Ich weiß, dass manche Leute mehr wissen als ich, dass manche Leute schneller lernen als ich. Aber egal, wie langsam ich glaube, dass ich bin, jemand ist langsamer. Es ist wichtig konzentriert zu bleiben, das zu lernen, was man lernen will und einfach immer weiter zu lernen.

Das ist die Chance, die ich habe. Ich wollte das Programm nicht beenden und am Ende nichts dazugelernt haben. Wenn ich auch nur 50 Prozent lerne, werde ich dafür sorgen, dass ich eben diese 50 Prozent lerne. Ja, ich könnte zu ChatGPT gehen und Antworten finden, aber ich möchte wirklich verstehen, was ich tue. Ich möchte sichergehen, dass ich etwas in der Hand habe.

Programmieren ist für mich jetzt entmystifiziert.

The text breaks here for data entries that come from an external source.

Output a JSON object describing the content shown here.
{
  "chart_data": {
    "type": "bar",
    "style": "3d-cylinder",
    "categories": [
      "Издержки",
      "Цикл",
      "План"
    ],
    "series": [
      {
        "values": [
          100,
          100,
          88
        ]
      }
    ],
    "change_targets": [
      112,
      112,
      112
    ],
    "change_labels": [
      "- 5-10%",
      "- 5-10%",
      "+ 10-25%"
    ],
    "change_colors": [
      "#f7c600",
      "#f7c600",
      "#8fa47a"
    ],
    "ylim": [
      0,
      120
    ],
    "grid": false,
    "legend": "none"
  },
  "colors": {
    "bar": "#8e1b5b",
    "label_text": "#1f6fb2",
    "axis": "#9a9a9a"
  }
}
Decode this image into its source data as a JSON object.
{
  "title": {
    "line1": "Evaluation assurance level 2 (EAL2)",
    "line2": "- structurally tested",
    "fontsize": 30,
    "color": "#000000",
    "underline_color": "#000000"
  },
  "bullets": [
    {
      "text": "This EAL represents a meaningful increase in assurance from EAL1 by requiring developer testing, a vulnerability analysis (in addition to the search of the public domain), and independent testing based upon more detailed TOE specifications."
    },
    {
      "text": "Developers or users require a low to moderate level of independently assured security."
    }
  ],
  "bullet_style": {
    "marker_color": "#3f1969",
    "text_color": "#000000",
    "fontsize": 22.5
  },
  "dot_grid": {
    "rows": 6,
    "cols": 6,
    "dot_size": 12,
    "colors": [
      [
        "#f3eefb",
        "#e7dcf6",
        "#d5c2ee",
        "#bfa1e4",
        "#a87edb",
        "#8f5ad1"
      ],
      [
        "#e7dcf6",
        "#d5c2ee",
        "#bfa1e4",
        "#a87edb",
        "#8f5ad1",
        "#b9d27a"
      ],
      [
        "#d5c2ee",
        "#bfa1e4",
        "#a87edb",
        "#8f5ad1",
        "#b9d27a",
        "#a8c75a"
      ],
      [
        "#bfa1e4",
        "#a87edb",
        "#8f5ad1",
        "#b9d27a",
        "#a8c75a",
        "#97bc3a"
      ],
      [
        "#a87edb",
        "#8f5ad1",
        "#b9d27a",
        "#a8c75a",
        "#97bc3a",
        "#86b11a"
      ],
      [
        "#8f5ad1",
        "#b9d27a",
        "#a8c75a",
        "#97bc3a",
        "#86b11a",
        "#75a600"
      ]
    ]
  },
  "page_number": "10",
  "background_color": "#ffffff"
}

Auch wenn ich nicht direkt in die Programmierung einsteige, kann ich mir das anschauen und habe keine Angst mehr. Ich habe das Gefühl, dass ich weiß, worum es geht.

Welchen Rat würdest Du jemandem geben, der den Orientierungskurs beginnen möchte?

Man muss sich die Mühe machen, Dinge selbst herauszufinden, auch wenn es frustrierend sein kann. Wenn man später die Antwort selbst findet, gibt einem das den Antrieb, weiterzumachen. Und keine Panik:

Wenn du auf Herausforderungen stößt, gibt es viele Menschen, die dir helfen können. Nimm also Hilfe von Mentoren oder Dozenten an.

Und wenn jemand darüber nachdenkt, ob er sich bei Masterschool einschreiben soll oder nicht?

Probieren geht über studieren: Jeder, der etwas Neues versuchen möchte oder seine Zukunft verbessern will, egal ob es um einen Weg aus der Arbeitslosigkeit geht oder um bessere Chancen auf dem Arbeitsmarkt, sollte es ausprobieren.